A report on NPR's radio show On the Media details how papers that cater to growing immigrant populations are reporting wide readership despite the bleak financial climate.
On the Media's Brooke Gladstone interviewed Alberto Vourvoulias, the executive editor of the Spanish-language newspaper El Diario La Prensa, based in New York, who explained that the paper has been the fastest-growing newspaper in America two out of the last three years.
Vourvoulias credits El Diario's success partly due to the fact that the majority of its readers don't have desk jobs "which means they don't spend all day in front of a monitor checking up on Web sites to see what the latest news is," making a print edition of a paper a more convenient choice for El Diario's readers.

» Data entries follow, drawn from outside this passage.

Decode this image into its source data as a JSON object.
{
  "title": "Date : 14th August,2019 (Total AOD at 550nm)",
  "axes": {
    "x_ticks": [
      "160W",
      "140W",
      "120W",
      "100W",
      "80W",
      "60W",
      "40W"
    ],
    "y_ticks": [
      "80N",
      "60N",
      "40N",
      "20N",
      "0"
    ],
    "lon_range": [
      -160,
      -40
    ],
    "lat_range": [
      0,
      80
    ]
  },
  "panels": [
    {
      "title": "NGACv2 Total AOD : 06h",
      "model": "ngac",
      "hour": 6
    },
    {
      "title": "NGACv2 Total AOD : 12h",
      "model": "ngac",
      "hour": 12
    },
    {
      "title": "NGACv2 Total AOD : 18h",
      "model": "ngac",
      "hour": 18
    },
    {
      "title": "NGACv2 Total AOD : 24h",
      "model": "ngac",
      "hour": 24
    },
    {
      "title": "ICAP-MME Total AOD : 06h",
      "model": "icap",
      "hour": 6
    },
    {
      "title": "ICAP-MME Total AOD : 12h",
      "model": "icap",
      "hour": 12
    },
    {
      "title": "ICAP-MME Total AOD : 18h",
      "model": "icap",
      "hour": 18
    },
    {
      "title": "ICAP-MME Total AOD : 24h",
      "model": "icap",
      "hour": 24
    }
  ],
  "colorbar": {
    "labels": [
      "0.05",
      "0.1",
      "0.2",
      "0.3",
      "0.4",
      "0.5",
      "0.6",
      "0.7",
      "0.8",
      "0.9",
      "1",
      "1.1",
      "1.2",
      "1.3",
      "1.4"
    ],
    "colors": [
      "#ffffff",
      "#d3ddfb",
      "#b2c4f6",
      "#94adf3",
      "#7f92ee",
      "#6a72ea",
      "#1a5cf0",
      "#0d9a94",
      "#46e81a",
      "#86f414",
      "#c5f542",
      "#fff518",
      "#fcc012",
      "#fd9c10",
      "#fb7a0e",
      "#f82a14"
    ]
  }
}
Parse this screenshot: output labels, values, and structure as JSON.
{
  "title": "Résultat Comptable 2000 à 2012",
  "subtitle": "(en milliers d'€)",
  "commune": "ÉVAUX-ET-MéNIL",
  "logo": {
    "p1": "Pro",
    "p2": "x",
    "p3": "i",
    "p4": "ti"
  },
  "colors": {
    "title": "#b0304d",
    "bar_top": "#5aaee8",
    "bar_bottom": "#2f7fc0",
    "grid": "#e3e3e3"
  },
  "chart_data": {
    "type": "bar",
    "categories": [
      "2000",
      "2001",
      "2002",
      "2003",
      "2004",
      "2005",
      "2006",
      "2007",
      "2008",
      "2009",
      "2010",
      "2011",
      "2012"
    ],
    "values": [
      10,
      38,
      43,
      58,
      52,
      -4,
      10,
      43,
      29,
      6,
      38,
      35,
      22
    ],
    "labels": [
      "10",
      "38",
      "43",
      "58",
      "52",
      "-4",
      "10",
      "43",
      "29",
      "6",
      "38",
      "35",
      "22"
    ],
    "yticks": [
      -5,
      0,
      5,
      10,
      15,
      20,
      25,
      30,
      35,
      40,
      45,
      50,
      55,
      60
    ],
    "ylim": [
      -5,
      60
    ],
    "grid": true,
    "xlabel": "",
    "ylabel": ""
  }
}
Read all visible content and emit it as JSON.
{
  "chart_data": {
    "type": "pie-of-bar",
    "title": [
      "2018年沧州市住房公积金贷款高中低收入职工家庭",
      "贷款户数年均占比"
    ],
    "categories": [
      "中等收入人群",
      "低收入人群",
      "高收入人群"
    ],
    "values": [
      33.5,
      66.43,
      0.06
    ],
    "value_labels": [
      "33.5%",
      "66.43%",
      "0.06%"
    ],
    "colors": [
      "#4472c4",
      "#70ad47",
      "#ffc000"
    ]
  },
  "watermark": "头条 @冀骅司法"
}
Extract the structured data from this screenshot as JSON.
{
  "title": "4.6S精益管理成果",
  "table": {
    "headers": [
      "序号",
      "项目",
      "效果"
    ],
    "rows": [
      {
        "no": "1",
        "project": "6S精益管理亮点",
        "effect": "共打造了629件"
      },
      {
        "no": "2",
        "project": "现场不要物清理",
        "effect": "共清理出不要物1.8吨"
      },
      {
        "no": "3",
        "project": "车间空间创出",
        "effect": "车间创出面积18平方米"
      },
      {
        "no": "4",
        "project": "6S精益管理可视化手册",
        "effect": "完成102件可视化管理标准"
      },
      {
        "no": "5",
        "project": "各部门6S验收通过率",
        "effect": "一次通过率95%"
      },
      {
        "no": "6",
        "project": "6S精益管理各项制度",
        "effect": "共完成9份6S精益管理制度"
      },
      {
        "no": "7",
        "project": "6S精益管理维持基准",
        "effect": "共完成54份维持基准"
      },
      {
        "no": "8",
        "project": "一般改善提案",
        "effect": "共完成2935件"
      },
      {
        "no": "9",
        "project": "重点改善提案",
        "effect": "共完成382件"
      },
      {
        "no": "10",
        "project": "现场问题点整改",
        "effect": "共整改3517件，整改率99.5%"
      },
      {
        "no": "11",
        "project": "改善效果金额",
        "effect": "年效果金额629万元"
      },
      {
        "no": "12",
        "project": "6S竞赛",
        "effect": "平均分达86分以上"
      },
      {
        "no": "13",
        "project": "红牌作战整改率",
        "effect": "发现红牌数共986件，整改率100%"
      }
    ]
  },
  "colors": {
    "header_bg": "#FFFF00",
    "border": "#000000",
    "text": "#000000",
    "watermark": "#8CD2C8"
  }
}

Another way that El Diario breaks the traditional newspaper mold is that it isn't separated into the usual international, national and local desks. The paper treats both local and international stories the same way, serving the immigrant communities in New York that have links to different communities in Latin America.
Vourvoulias told On the Media that the major difference between ethnic papers and mainstream newspapers is that "most English language newspapers have tried to reach out to a very broad suburban middle-class audience, and as a result of that, working-class Americans have been left out of the coverage equation."
El Diario de La Prensa not only addresses the working class readership but also neighbourhoods where there is no coverage from the English language press. Vourvoulias told NPR the paper attempts to cover these areas that are absent from the pages of major newspapers.